Hello once again! I am trying to keep the pace here with the posts and hopefully you are enjoying them. Today I will talk about Assignment #4 (PA4) – C++ Efficiency. This assignment was a combination of three important topics about Efficiency in C++ programming: Implicit Conversions, Return Value Optimizations and Proxy Objects. I will give you a summary of each one in the following paragraphs:

• Implicit Conversions: the whole idea behind this trick/optimization is to prevent coders from passing wrong-typed parameters to functions. For example, imagine that you have a set function for a particular member of a class and you do not want the user to pass a value that has a different type, how can you achieve this? Aside from turning up the compiler settings (warnings), there is one trick you could use:

Class Diego {

public:

          void setX( const  float  inX );

private:

          template <typename T> void setX( const T inX );

}

When this trick is applied, anything but a float variable will give a compilation error, therefore successfully preventing wrong-typed values to be passed as parameters. Sexy or what?

• Return Value Optimizations: I will start by saying this: temporaries kill performance big time! (quoting famous philosopher Ed Keenan). The idea behind RVO is to remove as much temporary variables as possible in order to improve performance. By removing these temporaries we are also removing unnecessary calls to constructors, destructors, copy constructors, etc. Let’s look at the following example to better understand the idea:

With temporaries (No RVO):

Vect2D Vect2D::operator + ( const Vect2D &tmp ) const {

    Vect2D sum;

    sum.x = this->x + tmp.x;

    sum.y = this->y + tmp.y;

    return ( sum );

};

Without temporaries (RVO):

Vect2D Vect2D::operator + ( const Vect2D &tmp ) const {

    return Vect2D( this->x + tmp.x, this->y + tmp.y );

};

You might think this change does not improve performance a lot, but in my assignment I had a stress test in which a bunch of math operations were performed and repeated 5 million times, and just by using RVO I improved the time to 301ms down from 939ms originally. That’s a hell of an improvement in my opinion!

• Proxy objects: this one is another trick to remove/reduce temporaries and copies from function calls. This method involves (ab)using operator overloading to: replace operations that involve more than two operands, to compare vector length using squared distance instead of square root, etc.

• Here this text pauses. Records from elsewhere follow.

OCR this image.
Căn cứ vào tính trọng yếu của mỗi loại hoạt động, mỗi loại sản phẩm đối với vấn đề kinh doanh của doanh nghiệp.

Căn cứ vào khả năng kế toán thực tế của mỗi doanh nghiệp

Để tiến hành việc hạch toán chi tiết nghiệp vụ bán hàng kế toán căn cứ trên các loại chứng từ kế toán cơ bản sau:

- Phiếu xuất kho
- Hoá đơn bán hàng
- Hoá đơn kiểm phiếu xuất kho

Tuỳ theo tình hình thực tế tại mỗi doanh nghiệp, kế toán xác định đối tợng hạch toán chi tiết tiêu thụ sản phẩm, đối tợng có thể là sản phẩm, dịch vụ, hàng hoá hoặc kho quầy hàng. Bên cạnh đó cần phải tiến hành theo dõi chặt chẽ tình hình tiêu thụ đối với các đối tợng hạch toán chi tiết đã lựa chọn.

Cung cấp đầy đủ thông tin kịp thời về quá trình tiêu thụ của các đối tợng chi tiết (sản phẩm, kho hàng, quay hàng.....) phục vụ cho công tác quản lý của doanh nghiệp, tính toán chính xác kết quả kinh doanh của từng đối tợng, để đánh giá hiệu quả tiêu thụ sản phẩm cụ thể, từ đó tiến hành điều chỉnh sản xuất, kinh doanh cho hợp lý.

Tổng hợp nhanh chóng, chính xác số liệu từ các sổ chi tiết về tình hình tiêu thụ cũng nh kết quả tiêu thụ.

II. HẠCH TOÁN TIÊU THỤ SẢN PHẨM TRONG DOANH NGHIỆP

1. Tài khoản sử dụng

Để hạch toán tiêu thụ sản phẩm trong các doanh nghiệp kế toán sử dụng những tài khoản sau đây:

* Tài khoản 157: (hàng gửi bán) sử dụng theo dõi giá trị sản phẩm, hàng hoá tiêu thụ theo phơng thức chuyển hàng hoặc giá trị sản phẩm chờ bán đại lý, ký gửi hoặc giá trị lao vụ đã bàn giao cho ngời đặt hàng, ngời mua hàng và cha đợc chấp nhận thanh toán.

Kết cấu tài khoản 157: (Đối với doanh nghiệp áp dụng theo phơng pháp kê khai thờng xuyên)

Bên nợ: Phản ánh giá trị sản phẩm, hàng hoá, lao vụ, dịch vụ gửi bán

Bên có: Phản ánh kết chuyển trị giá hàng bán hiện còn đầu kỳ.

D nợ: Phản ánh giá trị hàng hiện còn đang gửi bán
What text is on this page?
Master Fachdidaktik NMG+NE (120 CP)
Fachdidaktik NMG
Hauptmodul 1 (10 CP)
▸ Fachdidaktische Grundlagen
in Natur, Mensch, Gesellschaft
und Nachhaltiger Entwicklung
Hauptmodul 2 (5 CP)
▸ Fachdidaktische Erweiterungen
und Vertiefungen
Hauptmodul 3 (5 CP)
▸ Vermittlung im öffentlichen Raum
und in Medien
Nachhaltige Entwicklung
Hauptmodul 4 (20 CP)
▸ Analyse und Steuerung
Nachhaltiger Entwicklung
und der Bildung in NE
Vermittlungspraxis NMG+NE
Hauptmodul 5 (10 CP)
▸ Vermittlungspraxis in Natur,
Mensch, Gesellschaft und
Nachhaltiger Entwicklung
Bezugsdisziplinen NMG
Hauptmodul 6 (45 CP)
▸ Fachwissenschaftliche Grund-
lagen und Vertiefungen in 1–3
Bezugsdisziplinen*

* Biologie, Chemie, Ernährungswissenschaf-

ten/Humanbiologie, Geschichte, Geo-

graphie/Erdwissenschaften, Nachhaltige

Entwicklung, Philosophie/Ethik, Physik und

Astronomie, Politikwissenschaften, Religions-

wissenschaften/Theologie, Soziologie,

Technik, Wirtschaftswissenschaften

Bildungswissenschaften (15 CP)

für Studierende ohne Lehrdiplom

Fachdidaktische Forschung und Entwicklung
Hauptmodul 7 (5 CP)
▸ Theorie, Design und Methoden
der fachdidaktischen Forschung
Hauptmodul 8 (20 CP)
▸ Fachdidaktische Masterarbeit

I will show you guys an example for your entertainment and pleasure, try running/debugging it so you really understand  what is going on (it took me a while to get it):

struct VaddV {

    const Vect2D &v1;

    const Vect2D &v2;

    VaddV( const Vect2D &t1, const Vect2D &t2 )

        : v1(t1), v2(t2) {};

    operator Vect2D() {

        return Vect2D( v1.x + v2.x, v1.y + v2.y );

    }

};

inline Vect2D::VaddV operator + ( const Vect2D &a1, const Vect2D &a2 ) {

    return Vect2D::VaddV(a1, a2);

};

Try performing an addition operation between three (3) vectors and you will see this baby up and running.

Well my fellow readers, I hope these tricks are useful for you, and if not try using them as opening lines in your next date (not recommended). See you later! Adios!